Simplify aligned allocation, reduce C++ version

author: kpu <github@kheafield.com> 2018-06-23 19:43:02 +0300
committer: kpu <github@kheafield.com> 2018-06-23 19:43:02 +0300
commit: faf1ac0293ce8c5c2b5e4eb25b785bdafd77fdd0 (patch)
tree: f03981a2b1c95e50f1dd3ab259db3e00d7ad9bee
parent: 559fb9b392bcf52e5b77c08fcd49d0f439582413 (diff)
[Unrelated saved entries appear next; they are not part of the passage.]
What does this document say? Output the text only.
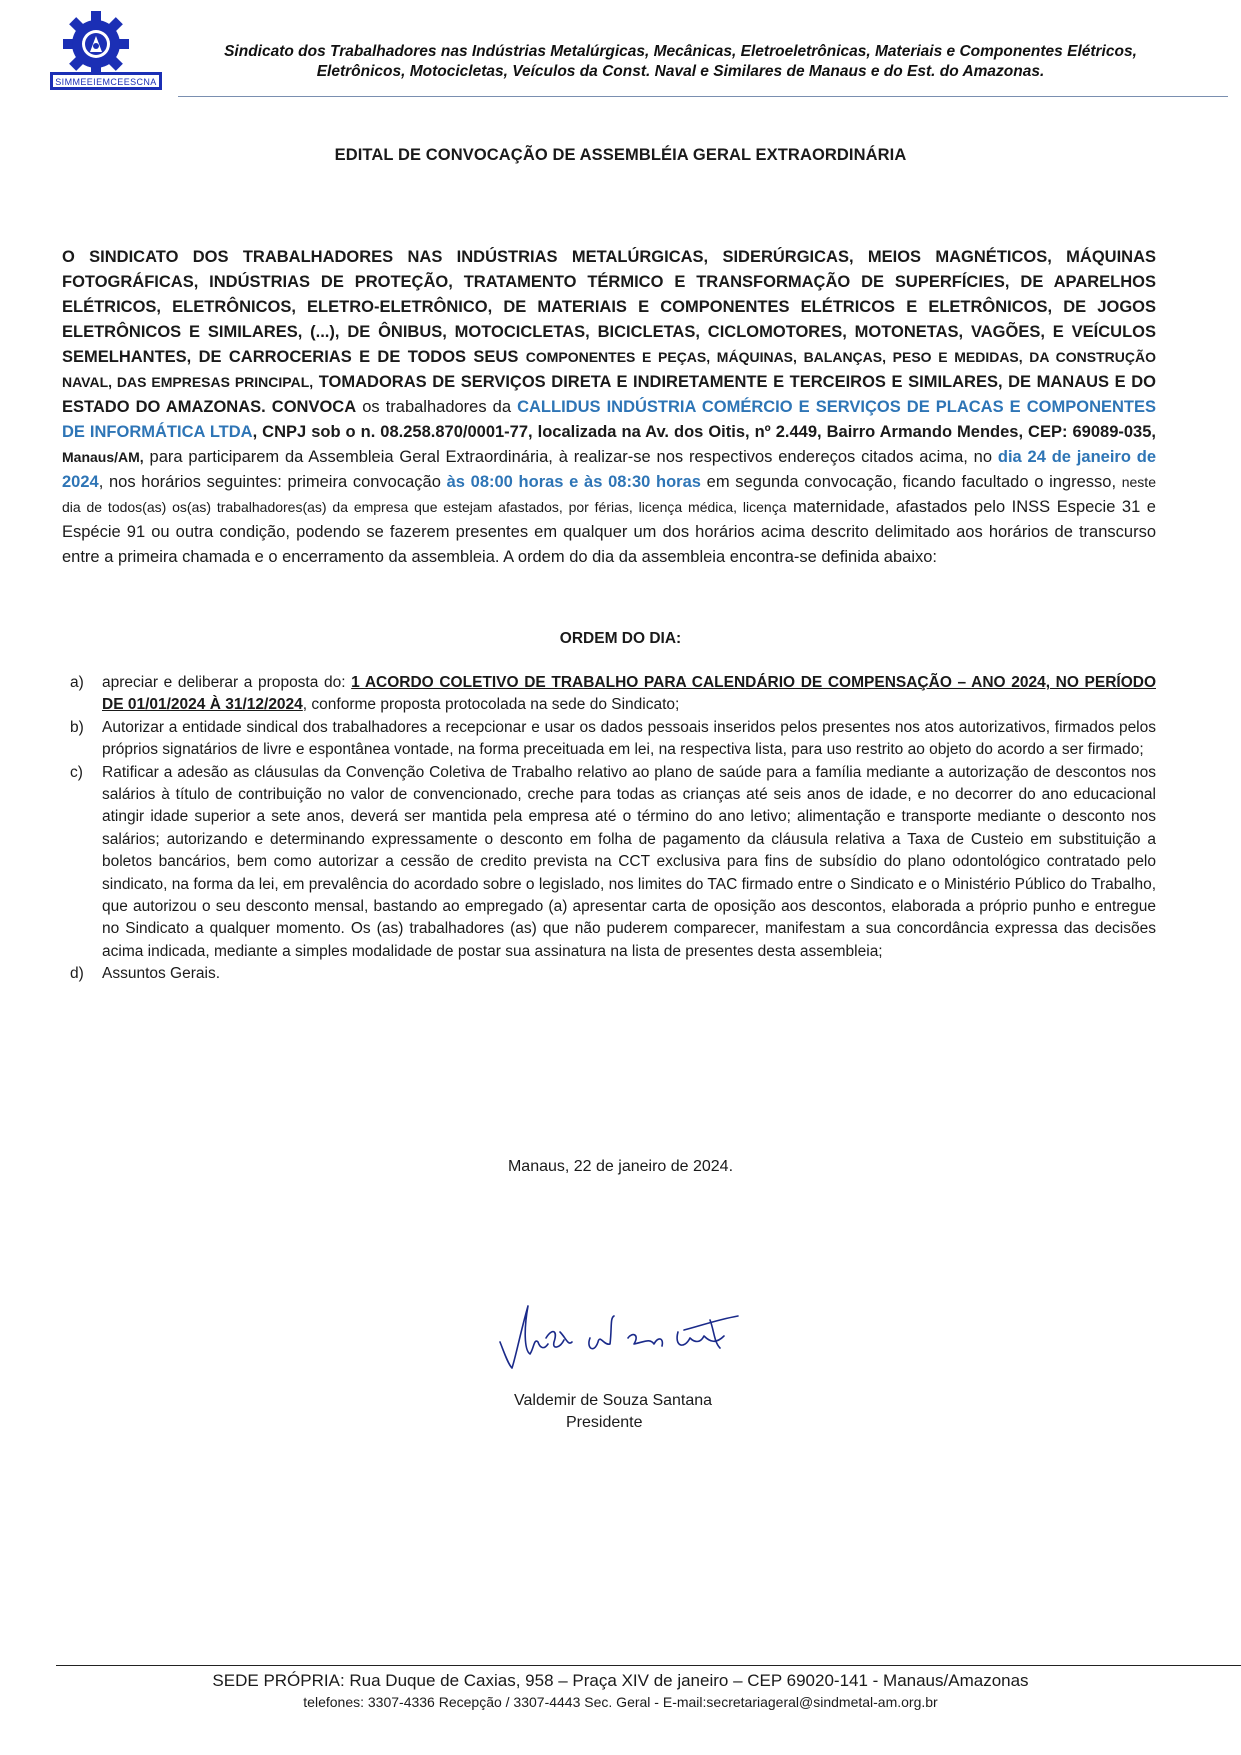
SIMMEEIEMCEESCNA
Sindicato dos Trabalhadores nas Indústrias Metalúrgicas, Mecânicas, Eletroeletrônicas, Materiais e Componentes Elétricos,
Eletrônicos, Motocicletas, Veículos da Const. Naval e Similares de Manaus e do Est. do Amazonas.
EDITAL DE CONVOCAÇÃO DE ASSEMBLÉIA GERAL EXTRAORDINÁRIA
O SINDICATO DOS TRABALHADORES NAS INDÚSTRIAS METALÚRGICAS, SIDERÚRGICAS, MEIOS MAGNÉTICOS, MÁQUINAS FOTOGRÁFICAS, INDÚSTRIAS DE PROTEÇÃO, TRATAMENTO TÉRMICO E TRANSFORMAÇÃO DE SUPERFÍCIES, DE APARELHOS ELÉTRICOS, ELETRÔNICOS, ELETRO-ELETRÔNICO, DE MATERIAIS E COMPONENTES ELÉTRICOS E ELETRÔNICOS, DE JOGOS ELETRÔNICOS E SIMILARES, (...), DE ÔNIBUS, MOTOCICLETAS, BICICLETAS, CICLOMOTORES, MOTONETAS, VAGÕES, E VEÍCULOS SEMELHANTES, DE CARROCERIAS E DE TODOS SEUS COMPONENTES E PEÇAS, MÁQUINAS, BALANÇAS, PESO E MEDIDAS, DA CONSTRUÇÃO NAVAL, DAS EMPRESAS PRINCIPAL, TOMADORAS DE SERVIÇOS DIRETA E INDIRETAMENTE E TERCEIROS E SIMILARES, DE MANAUS E DO ESTADO DO AMAZONAS. CONVOCA os trabalhadores da CALLIDUS INDÚSTRIA COMÉRCIO E SERVIÇOS DE PLACAS E COMPONENTES DE INFORMÁTICA LTDA, CNPJ sob o n. 08.258.870/0001-77, localizada na Av. dos Oitis, nº 2.449, Bairro Armando Mendes, CEP: 69089-035, Manaus/AM, para participarem da Assembleia Geral Extraordinária, à realizar-se nos respectivos endereços citados acima, no dia 24 de janeiro de 2024, nos horários seguintes: primeira convocação às 08:00 horas e às 08:30 horas em segunda convocação, ficando facultado o ingresso, neste dia de todos(as) os(as) trabalhadores(as) da empresa que estejam afastados, por férias, licença médica, licença maternidade, afastados pelo INSS Especie 31 e Espécie 91 ou outra condição, podendo se fazerem presentes em qualquer um dos horários acima descrito delimitado aos horários de transcurso entre a primeira chamada e o encerramento da assembleia. A ordem do dia da assembleia encontra-se definida abaixo:
ORDEM DO DIA:
a)	apreciar e deliberar a proposta do: 1 ACORDO COLETIVO DE TRABALHO PARA CALENDÁRIO DE COMPENSAÇÃO – ANO 2024, NO PERÍODO DE 01/01/2024 À 31/12/2024, conforme proposta protocolada na sede do Sindicato;
b)	Autorizar a entidade sindical dos trabalhadores a recepcionar e usar os dados pessoais inseridos pelos presentes nos atos autorizativos, firmados pelos próprios signatários de livre e espontânea vontade, na forma preceituada em lei, na respectiva lista, para uso restrito ao objeto do acordo a ser firmado;
c)	Ratificar a adesão as cláusulas da Convenção Coletiva de Trabalho relativo ao plano de saúde para a família mediante a autorização de descontos nos salários à título de contribuição no valor de convencionado, creche para todas as crianças até seis anos de idade, e no decorrer do ano educacional atingir idade superior a sete anos, deverá ser mantida pela empresa até o término do ano letivo; alimentação e transporte mediante o desconto nos salários; autorizando e determinando expressamente o desconto em folha de pagamento da cláusula relativa a Taxa de Custeio em substituição a boletos bancários, bem como autorizar a cessão de credito prevista na CCT exclusiva para fins de subsídio do plano odontológico contratado pelo sindicato, na forma da lei, em prevalência do acordado sobre o legislado, nos limites do TAC firmado entre o Sindicato e o Ministério Público do Trabalho, que autorizou o seu desconto mensal, bastando ao empregado (a) apresentar carta de oposição aos descontos, elaborada a próprio punho e entregue no Sindicato a qualquer momento. Os (as) trabalhadores (as) que não puderem comparecer, manifestam a sua concordância expressa das decisões acima indicada, mediante a simples modalidade de postar sua assinatura na lista de presentes desta assembleia;
d)	Assuntos Gerais.
Manaus, 22 de janeiro de 2024.
Valdemir de Souza Santana
Presidente
SEDE PRÓPRIA: Rua Duque de Caxias, 958 – Praça XIV de janeiro – CEP 69020-141 - Manaus/Amazonas
telefones: 3307-4336 Recepção / 3307-4443 Sec. Geral - E-mail:secretariageral@sindmetal-am.org.br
6 files changed, 32 insertions, 43 deletions
diff --git a/Makefile b/Makefile
index 0f73af9..a6f0750 100644
--- a/Makefile
+++ b/Makefile
@@ -1,5 +1,5 @@
 CXX := g++
-CXXFLAGS := -Wall -Werror -fPIC -O3 -march=native -std=c++11 -DNDEBUG
+CXXFLAGS := -Wall -Werror -fPIC -O3 -march=native -DNDEBUG
 SRC := avx512_gemm.cc avx2_gemm.cc sse2_gemm.cc stop_watch.cc dispatch.cc
 OBJ := ${SRC:.cc=.o}
 
diff --git a/aligned.h b/aligned.h
index a1a3ba1..733477a 100644
--- a/aligned.h
+++ b/aligned.h
@@ -1,38 +1,27 @@
 #pragma once
 
-// Define allocation like:
-// free_ptr<Integer> quantized(AlignedArray<Integer>(rows * cols));
+// Aligned vector of things.
 // This is only used by tests.
 
 #include <cstdlib>
-#include <memory>
 
 namespace intgemm {
 
-struct DeleteWithFree {
-  template <class T> void operator() (T *t) const {
-// This requires newer C++
-//    std::free(const_cast<std::remove_const_t<T>* >(t));
-    std::free(t);
-  }
-};
-template <class T> using free_ptr = std::unique_ptr<T, DeleteWithFree>;
-// Return memory suitably aligned for SIMD.
-template <class T> T* AlignedArray(std::size_t size) {
-  return static_cast<T*>(aligned_alloc(64, size * sizeof(T)));
-}
-
 template <class T> class AlignedVector {
   public:
-    explicit AlignedVector(std::size_t size) : mem_(AlignedArray<T>(size)) {}
+    explicit AlignedVector(std::size_t size)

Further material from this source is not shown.